Nowadays, we recognise this was the tip of the iceberg and are much more aware of the versatility of this group of plants – many of them slightly tender perennials – which are stalwarts of the sunny summer border.
I plant lots of them in a southfacing border, which has the sunbaked conditions and welldrained soil they love best.
There they luxuriate for month after month, studding their stems with flowers and only sputtering to a standstill come the first frosts of autumn.
Not all of them are killed outright by frost. Many die down to ground level and, if mulched with an insulating layer of manure, compost or chipped bark, will reemerge in the spring.

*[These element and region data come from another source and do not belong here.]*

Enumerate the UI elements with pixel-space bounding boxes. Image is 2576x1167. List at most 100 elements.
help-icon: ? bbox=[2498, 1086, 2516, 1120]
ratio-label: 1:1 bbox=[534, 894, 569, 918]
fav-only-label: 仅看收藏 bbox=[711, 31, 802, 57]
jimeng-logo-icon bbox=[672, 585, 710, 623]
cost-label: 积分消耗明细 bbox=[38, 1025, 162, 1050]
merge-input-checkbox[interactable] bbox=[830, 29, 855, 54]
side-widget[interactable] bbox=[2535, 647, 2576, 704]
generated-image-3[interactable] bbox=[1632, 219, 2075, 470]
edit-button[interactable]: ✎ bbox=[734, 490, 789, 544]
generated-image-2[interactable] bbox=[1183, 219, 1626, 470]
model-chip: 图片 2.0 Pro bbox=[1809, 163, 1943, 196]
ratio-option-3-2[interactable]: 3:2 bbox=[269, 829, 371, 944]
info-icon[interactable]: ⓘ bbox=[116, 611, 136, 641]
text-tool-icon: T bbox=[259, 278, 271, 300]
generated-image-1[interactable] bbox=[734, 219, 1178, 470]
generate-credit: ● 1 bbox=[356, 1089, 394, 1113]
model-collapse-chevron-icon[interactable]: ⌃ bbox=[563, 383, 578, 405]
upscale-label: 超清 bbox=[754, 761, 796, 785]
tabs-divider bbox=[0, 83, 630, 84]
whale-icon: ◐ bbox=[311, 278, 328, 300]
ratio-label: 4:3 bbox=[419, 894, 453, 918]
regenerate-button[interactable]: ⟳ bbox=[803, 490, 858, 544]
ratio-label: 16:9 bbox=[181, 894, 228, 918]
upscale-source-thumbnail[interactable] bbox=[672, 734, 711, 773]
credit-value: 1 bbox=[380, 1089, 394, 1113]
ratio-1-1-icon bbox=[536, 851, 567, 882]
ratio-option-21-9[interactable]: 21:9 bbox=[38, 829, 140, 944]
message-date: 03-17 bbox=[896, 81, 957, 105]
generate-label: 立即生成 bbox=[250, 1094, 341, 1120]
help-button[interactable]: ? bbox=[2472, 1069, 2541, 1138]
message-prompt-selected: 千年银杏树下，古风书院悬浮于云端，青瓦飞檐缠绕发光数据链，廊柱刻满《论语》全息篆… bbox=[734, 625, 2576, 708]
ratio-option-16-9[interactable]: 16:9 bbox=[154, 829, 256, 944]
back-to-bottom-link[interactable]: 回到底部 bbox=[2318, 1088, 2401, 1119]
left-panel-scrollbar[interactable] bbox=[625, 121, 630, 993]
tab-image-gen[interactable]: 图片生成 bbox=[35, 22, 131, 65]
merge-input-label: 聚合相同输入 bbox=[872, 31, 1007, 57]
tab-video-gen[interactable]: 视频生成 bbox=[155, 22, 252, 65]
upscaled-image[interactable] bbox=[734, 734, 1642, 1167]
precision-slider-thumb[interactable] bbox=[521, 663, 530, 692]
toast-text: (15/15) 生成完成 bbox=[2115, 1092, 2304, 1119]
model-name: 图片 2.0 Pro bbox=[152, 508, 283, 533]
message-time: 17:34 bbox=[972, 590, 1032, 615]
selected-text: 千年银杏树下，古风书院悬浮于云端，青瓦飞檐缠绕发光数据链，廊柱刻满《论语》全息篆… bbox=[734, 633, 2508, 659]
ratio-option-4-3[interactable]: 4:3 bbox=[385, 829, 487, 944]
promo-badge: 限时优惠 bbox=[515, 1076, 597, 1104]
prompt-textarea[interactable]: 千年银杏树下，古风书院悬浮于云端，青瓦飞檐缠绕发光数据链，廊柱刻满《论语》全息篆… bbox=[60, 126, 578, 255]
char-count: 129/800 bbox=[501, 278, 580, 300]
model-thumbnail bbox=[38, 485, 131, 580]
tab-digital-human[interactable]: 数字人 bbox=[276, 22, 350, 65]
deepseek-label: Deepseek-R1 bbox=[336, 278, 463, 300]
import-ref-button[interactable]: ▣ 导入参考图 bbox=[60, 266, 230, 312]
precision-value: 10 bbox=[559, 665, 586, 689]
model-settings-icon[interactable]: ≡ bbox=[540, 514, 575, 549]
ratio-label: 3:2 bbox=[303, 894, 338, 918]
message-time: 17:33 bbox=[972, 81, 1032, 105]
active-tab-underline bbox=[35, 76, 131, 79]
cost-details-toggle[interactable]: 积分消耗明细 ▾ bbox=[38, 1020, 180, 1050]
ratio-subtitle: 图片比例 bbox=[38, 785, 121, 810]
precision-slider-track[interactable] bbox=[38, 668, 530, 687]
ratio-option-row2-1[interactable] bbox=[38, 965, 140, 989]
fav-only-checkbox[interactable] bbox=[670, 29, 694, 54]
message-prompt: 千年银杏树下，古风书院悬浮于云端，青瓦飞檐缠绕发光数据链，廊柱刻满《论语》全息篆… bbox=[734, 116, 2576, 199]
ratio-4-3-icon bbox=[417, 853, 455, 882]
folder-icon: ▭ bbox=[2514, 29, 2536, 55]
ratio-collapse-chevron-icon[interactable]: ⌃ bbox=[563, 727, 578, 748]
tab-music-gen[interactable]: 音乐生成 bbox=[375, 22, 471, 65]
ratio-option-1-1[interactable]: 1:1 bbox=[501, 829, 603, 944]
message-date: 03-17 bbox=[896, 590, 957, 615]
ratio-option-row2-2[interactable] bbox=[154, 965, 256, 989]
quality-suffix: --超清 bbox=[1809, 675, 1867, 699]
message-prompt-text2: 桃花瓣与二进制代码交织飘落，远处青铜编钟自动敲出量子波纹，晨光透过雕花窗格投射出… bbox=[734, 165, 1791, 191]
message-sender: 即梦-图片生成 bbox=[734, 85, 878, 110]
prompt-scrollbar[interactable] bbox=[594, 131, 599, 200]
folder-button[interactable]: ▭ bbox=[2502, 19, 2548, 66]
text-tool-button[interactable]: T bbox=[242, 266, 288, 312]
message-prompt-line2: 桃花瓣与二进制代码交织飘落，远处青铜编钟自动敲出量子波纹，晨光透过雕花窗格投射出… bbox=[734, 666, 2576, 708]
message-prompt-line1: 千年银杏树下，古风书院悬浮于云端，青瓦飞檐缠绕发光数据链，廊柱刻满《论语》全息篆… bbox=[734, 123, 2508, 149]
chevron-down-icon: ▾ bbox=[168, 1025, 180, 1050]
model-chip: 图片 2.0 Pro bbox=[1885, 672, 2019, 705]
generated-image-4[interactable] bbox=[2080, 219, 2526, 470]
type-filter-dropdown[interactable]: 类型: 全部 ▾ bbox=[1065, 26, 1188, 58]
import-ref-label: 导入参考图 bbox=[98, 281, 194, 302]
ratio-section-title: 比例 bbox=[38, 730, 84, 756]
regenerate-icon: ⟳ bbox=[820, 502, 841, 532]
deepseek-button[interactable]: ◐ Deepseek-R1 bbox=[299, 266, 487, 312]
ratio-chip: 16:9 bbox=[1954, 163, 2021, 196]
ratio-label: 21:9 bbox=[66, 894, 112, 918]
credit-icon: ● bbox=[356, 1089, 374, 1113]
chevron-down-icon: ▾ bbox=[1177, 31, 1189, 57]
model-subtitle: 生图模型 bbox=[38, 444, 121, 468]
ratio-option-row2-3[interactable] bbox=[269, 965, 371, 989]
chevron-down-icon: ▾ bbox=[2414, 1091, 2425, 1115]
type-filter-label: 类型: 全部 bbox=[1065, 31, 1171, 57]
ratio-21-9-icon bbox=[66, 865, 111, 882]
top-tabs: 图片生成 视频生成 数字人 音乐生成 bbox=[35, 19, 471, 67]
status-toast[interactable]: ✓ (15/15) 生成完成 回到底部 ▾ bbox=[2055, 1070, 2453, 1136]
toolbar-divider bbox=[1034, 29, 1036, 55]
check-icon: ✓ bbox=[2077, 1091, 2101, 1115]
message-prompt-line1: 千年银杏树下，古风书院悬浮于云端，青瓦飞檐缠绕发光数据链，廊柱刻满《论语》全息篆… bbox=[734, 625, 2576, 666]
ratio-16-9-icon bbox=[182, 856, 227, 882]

That said, it’s a good idea at this time of year to take a few cuttings that can be overwintered as an insurance policy. Make them 2-3in long and dib them in around the edge of a 4in flowerpot filled with gritty compost. A poly bag over the top will seal in moisture and they can be encouraged to root on a windowsill that is not sun-baked.
Buy whatever salvias you can lay your hands on but among my favourites are the red and white ‘Hot Lips’ (18in), Salvia confertiflora (4ft), which has fluffy red pipe-cleaner flowers; Salvia microphylla (2ft), with carmine flowers, and Salvia uliginosa (5ft), with sky-blue flowers.
You may think they sound too tall, but any of the hybrids are much smaller.
Use the taller varieties towards the back of a border and the shorter ones at the front. Those that grow more than a couple of feet tall will benefit from a few twiggy pea sticks being pushed in among them but it is not a disaster if they topple a bit.
Look for the likes of ‘Royal Bumble’ and varieties of Salvia greggii, which are not so tall-growing. I’d grow whatever you can lay your trowel on.
Planted now, they have at least six weeks of pleasure left in them.